Sophie t’emmène arpenter les rues de Toulouse, sur les routes de sa mémoire où se cachent les souvenirs d’un temps parfois regretté. C’est par un jour de pluie qu’elle y croise Pina Bausch et Annie Ernaux.

 

J’arpente les rues de la ville rose. L’air est humide, le soleil a fait place à la pluie. J’adore me promener lorsque les gouttes ruissellent sur mon visage, j’ai le sentiment d’être dans une chorégraphie de Pina Bausch. Il y a cette citation – que l’on attribue à bien des auteur-e-s – qui me revient en tête : « Life isn’t about waiting for the storm to pass… It’s about learning to dance in the rain. » Je sillonne la rue des Lois, et j’ai envie de faire un tour chez Anthology, un disquaire. Je n’achèterai probablement rien, mais je pourrais passer des heures à fouiller parmi les vinyles. D’un autre côté, j’irais bien faire un tour à la Mucca, cette papeterie atypique, qui réalise des créations uniques. Ah oui, c’est vrai, mes poches sont vides, et mon banquier au bord du burn-out. Je change d’avis, comme bien souvent cela m’arrive. Je continue d’errer dans les rues de Toulouse, et je suis prise d’une certaine nostalgie. Bordeaux, Paris, que font mes amis en ce moment même ? Sont-ils place Fernand-Lafargue, ou au bord du quai de Valmy ? Je n’ai rien contre la solitude, au contraire, souvent elle m’apaise. Mais j’ai parfois le sentiment qu’il me manque mes repères. Si certain-e-s essayent de faire de nouvelles rencontres à tout prix, moi, je préfère m’isoler, me plonger dans mon royaume intérieur, qui par chance est très riche.

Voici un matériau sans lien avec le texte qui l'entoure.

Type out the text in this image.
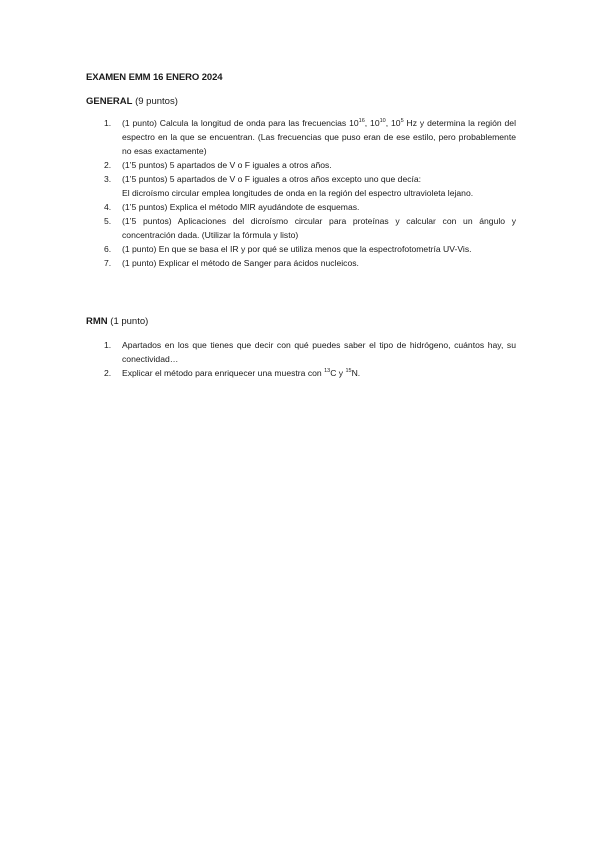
EXAMEN EMM 16 ENERO 2024
GENERAL (9 puntos)
1. (1 punto) Calcula la longitud de onda para las frecuencias $10^{16}$, $10^{10}$, $10^5$ Hz y determina la región del espectro en la que se encuentran. (Las frecuencias que puso eran de ese estilo, pero probablemente no esas exactamente)
2. (1’5 puntos) 5 apartados de V o F iguales a otros años.
3. (1’5 puntos) 5 apartados de V o F iguales a otros años excepto uno que decía:
El dicroísmo circular emplea longitudes de onda en la región del espectro ultravioleta lejano.
4. (1’5 puntos) Explica el método MIR ayudándote de esquemas.
5. (1’5 puntos) Aplicaciones del dicroísmo circular para proteínas y calcular con un ángulo y concentración dada. (Utilizar la fórmula y listo)
6. (1 punto) En que se basa el IR y por qué se utiliza menos que la espectrofotometría UV-Vis.
7. (1 punto) Explicar el método de Sanger para ácidos nucleicos.
RMN (1 punto)
1. Apartados en los que tienes que decir con qué puedes saber el tipo de hidrógeno, cuántos hay, su conectividad…
2. Explicar el método para enriquecer una muestra con $^{13}$C y $^{15}$N.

La pluie continue de tomber, les gouttes traversent mes vêtements, refroidissent ma peau ; il est temps de rentrer.

Je suis contente de retrouver la chaleur d’un foyer. Je n’ai plus qu’une envie, me préparer une tasse de thé fumante et me plonger dans la lecture d’un livre. Mémoire de fille, d’Annie Ernaux. Elle parle de « la première fois ». Ce souvenir impérissable, grandiose, insipide ou chaotique qui, sans le savoir, marque le restant de ta vie… Aussi, quand j’ai lu sur la quatrième de couverture : « Nuit dont l’onde de choc s’est propagée violemment dans son corps et sur son existence durant deux années », j’ai compris qu’à travers cette lecture, j’allais pouvoir explorer ma propre mémoire. N’est-ce pas ça le propre de l’art ? Proposer un langage universel, qui touche des millions d’êtres, mais dans lequel chacun-e retrouve un peu de sa singularité ?

Dans la pièce d’à côté, ma colocataire fredonne un air de Woodkid. « Life is easier where the walls are red, Brooklyn is a place stuck in my head. » Quant à moi, les briques rouges me paraissent bien grises sous la pluie. La ville rose s’embrume, ma tête aussi.